If you’re into programming, you gotta be spending most of your time on computer looking at an IDE either writing, inspecting or debugging code, scanning logs, writing commands, etc.
One kind of overlooked aspects of programming is the environment, which I think once set up properly, will have a dramatic effect on your productivity. I find it weird to see programmers who use the environment exactly with their default settings, without ever changing anything.The font you’re using is a really important but yet a neglected part of the environment you’re using. In our recent post, we have talked about some tools that will help you to be more productive, and this post actually can be considered as a complementary one.
I had been using Envy Code R for almost 8 years now. One of my previous colleagues was using it. After giving a try, I really liked it and the first thing I do when I set up a new environment on a new machine would be downloading this font and setting up IDE and terminal environment to use it, until recently.

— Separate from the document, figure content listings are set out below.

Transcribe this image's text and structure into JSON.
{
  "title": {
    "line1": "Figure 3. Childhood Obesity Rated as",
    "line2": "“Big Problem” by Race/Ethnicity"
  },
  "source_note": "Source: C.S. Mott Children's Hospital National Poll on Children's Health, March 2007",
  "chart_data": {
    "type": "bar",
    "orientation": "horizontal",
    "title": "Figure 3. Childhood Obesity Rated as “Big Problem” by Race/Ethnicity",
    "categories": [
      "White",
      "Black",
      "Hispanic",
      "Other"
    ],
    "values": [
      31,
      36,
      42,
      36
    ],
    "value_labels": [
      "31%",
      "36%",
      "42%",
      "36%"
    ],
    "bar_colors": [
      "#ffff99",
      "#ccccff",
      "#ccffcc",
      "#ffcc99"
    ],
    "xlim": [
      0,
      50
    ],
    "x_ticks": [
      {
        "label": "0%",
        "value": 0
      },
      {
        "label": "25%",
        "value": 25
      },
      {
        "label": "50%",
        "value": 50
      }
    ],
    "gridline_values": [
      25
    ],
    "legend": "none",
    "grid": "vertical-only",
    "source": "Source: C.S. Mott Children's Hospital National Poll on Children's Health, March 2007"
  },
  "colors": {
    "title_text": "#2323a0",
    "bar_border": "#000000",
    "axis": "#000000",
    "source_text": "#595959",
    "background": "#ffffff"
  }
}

Last week when I was researching for a technical issue, I have found a video in which the instructor uses a different font in the IDE which I fell in love at first sight. I looked at the comments, searched for the instructor’s name and other videos and blogs but I couldn’t find anything. I even took a screenshot of the video and tried the services which find the font in the given picture, but no luck. Finally, somewhere I have found a comment of the instructor regarding a comment asking for the environment he uses, and the answer was: Operator and Fira Code.
Operator is a monospaced font that explicitly designed for programmers. It looks stunningly beautiful, but that beauty has a price tag: $199. I think even for programmers obsessive about fonts, that is a really high price to pay.
That’s why I’ve decided stick with the other, free and almost equally beautiful alternative: Fira Code.
As you can see on it’s Github page, Fira Code is a monospaced font with programming ligatures.
Ligatures make the code much more readable and pleasant to write, converting discrete symbols into united ones, as we would do if we write the code by hand. It’s also beautifully designed, looks awesome and supported in many major environments like IDEs and terminals. You can find the full list of supported environments on the Github page of the project.
There are also attempts to use Fira Code with another cursive style font to create Operator-font-like experience. If your programming environment supports to use more than one font inside the editor, you may want to give a try to that also.
Give a try to Fira Code. I hope you’ll like it.